Ok. First time full drill tested yesterday. Beyond load groups of dictionaries from the main table [1601:1:1], the only filter implemented was --quaero-ix_n1603ia='({publicum}>=11)'.

Some small bugs. Some of them are related to old strategy (only act if file is missing on disk) but that was too primitive to scale at this point.

Notable to do's

1 configurable limit of cron jobs to return

Depending on the context, all (or very large number) dictionaries would be marked to update immediately. This is a recipe for things to go wrong. For example:

  • Increase risk of take more than one hour (which would likely be an ideal time to setup cron jobs)
  • Definitely could upset Wikidata SPARQL backends
  • Any other request which would likely be rate limit (maybe even GShets if not downloading a single XLSX)

One way to help with this is to simply at least configure the number of max jobs to return with --ex-opus-tempora(...)

2 configurable sort cron jobs (generic)

Reasoning is the same as previous points.

Currently the default shorting is to use order of Numerordinatio of the Cōdex, but makes sense to expose the ordering by additional CLI parameters.

3 opinionated sort of cron jobs to deal with fails

The precious topic may be too complicated to generalize, so this point tends to be better done from the programming side.

All other configurations are likely to suggest jobs that failed recently, so it could get stuck.

We also need to consider cases we're the fail is not servers, but misconfiguration of the reference tables (edited by humans) which can make weird bugs (like generate an invalid SPARQL query) so the cronjob manager could give up all other works thinking it's a busy hour, while the issue is specific to one place.

This doesn't mean push failed jobs at the very end of the list, but for sure they shouldn't be the first ones.

4 requisites to decide if Wikidata Q needs update: CRC Wikidata Q codes per focused dictionaries group + CRC of concepts from 1603:1:51 + default time to assume Wikidata Q is always stale

The Wikidata Q already is quite intensive.

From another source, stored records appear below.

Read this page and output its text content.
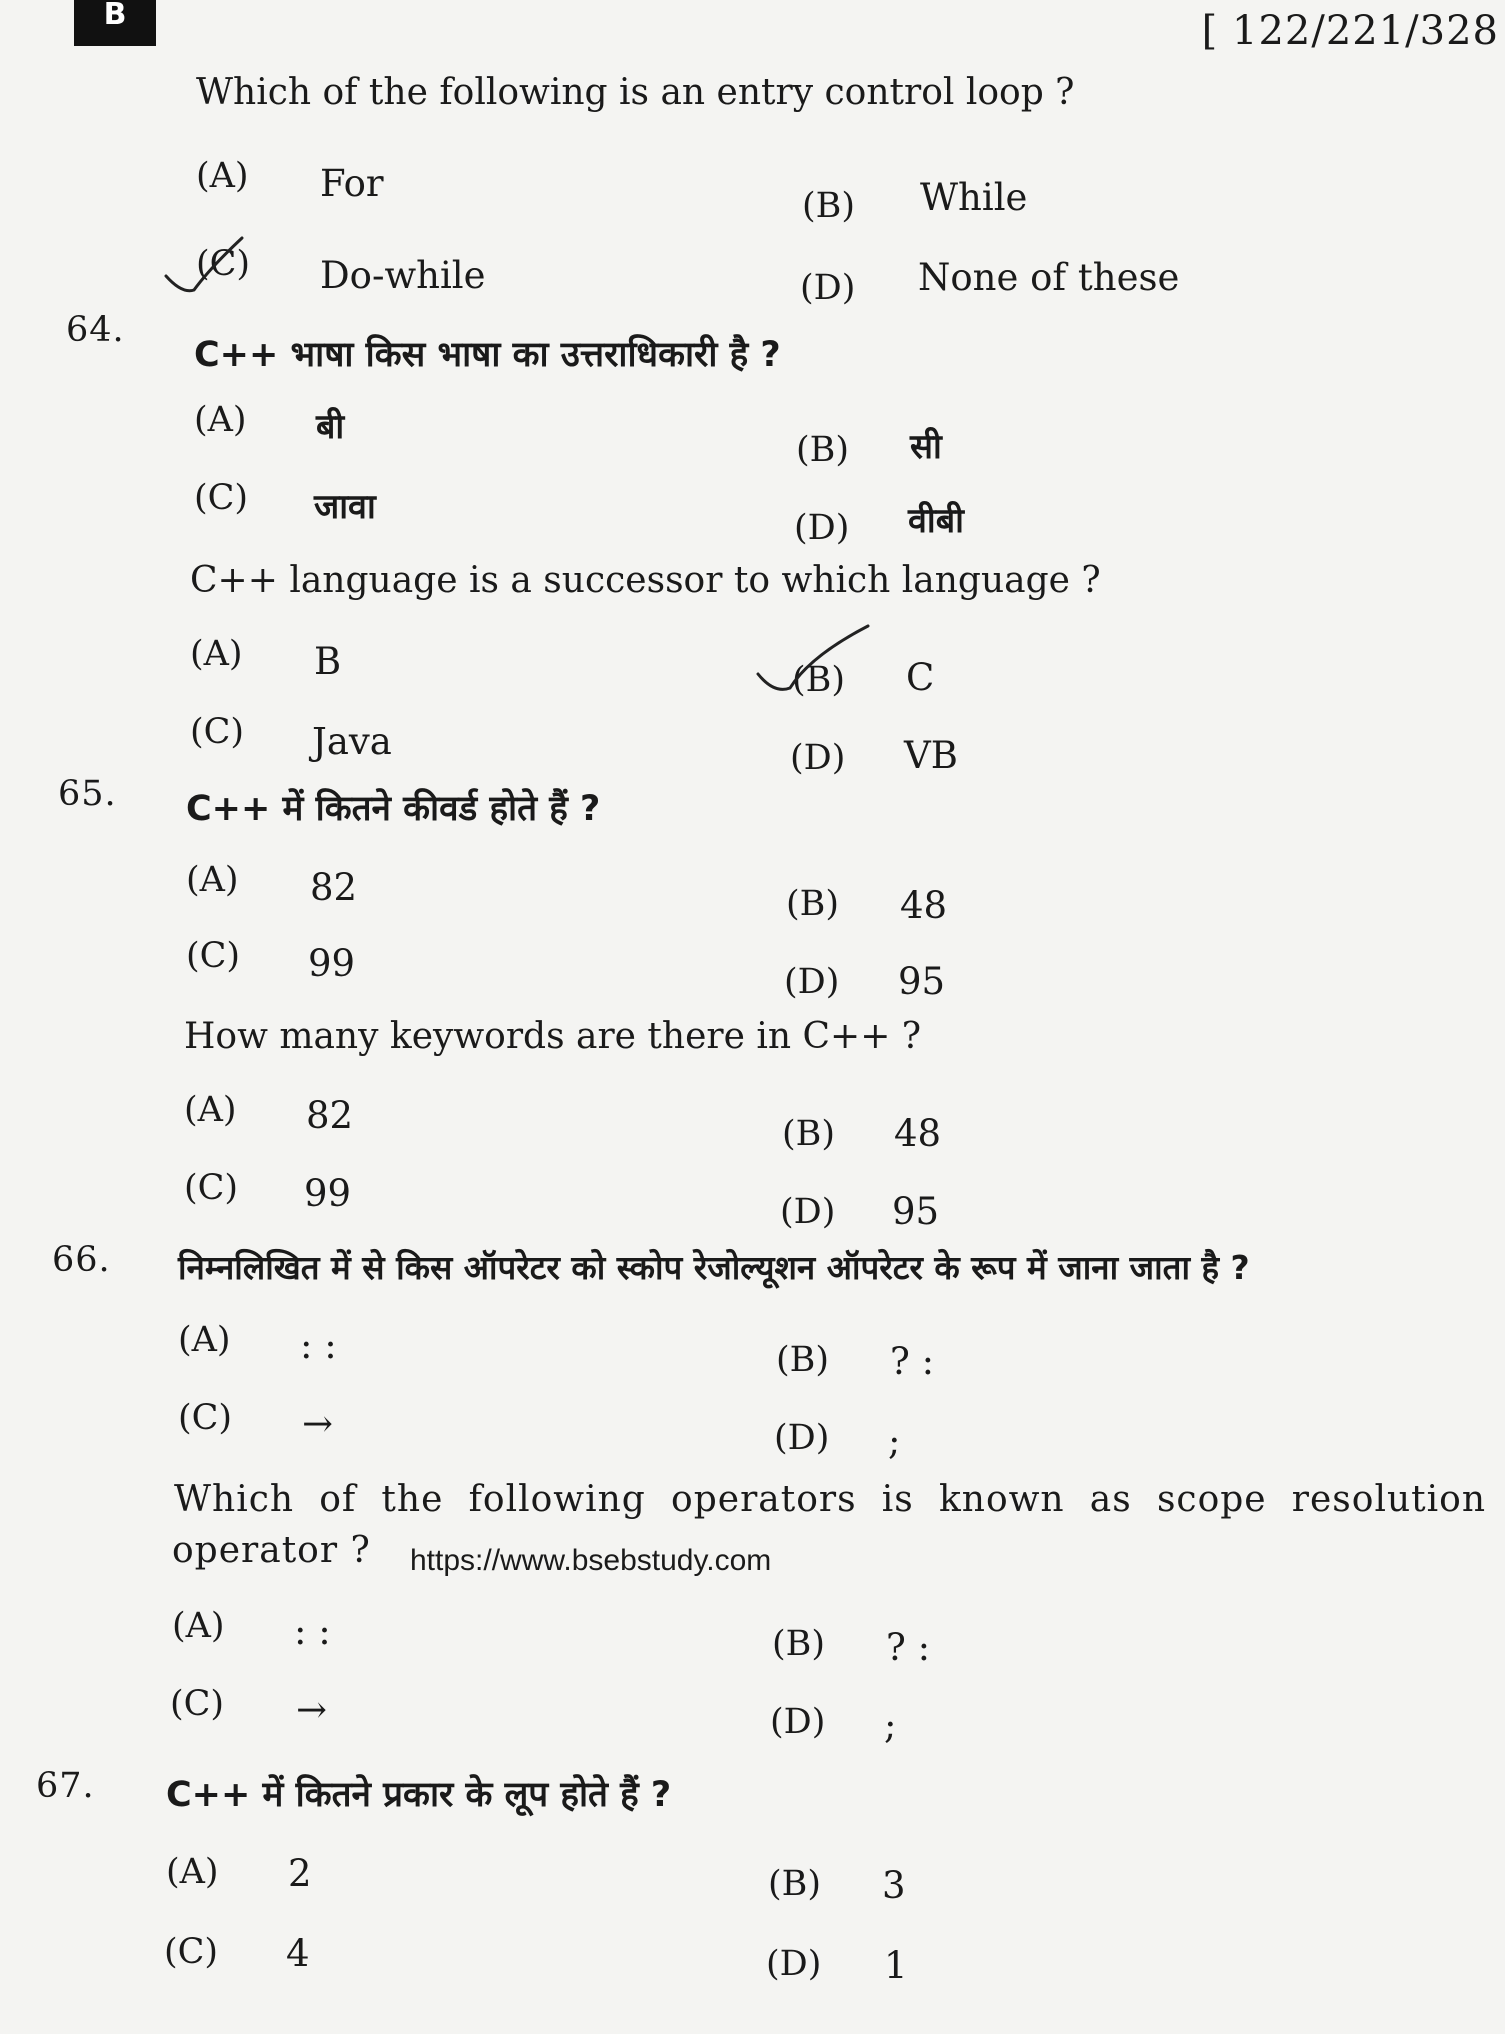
B	[ 122/221/328
Which of the following is an entry control loop ?
(A) For
(B) While
(C) Do-while	(D) None of these
64.
C++ भाषा किस भाषा का उत्तराधिकारी है ?
(A) बी
(B) सी
(C) जावा
(D) वीबी
C++ language is a successor to which language ?
(A) B	(B) C
(C) Java	(D) VB
65. C++ में कितने कीवर्ड होते हैं ?
(A) 82	(B) 48
(C) 99	(D) 95
How many keywords are there in C++ ?
(A) 82	(B) 48
(C) 99	(D) 95
66. निम्नलिखित में से किस ऑपरेटर को स्कोप रेजोल्यूशन ऑपरेटर के रूप में जाना जाता है ?
(A) : :	(B) ? :
(C) →	(D) ;
Which of the following operators is known as scope resolution
operator ? https://www.bsebstudy.com
(A) : :	(B) ? :
(C) →	(D) ;
67. C++ में कितने प्रकार के लूप होते हैं ?
(A) 2	(B) 3
(C) 4	(D) 1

We didn't implement more than labels, so it is realistic think it could easily get much, much more intense with other data (such as at least also the alternative labels).

Assuming last successful run time, there are additional reasons to consider immediately stale (which is relevant to run locally), which is if concepts of the focused group of dictionaries changed Wikidata Q codes or... the number of languages on 1603:1:51 changed.

5 define some defaults to allow weekly updates

This can't be exactly 7 days because old runs have natural delays to finish (from 1 min to 6 min; likely more in special if add more PDF versions) so it always would need a way for the next run.

However the major reason would be either the network (like timeout errors on Wikidata) or last run a week ago was so full it would need to run again.

Maybe 6 days?

6 define some default value to be 100% all data is stale (then, after downloads, maybe check hash's); maybe 14 days? 30 days?

This actually should depend on several other factors. But could be used as a last resort (like if all other checks failed.

Potential to do's (may be micro optimization)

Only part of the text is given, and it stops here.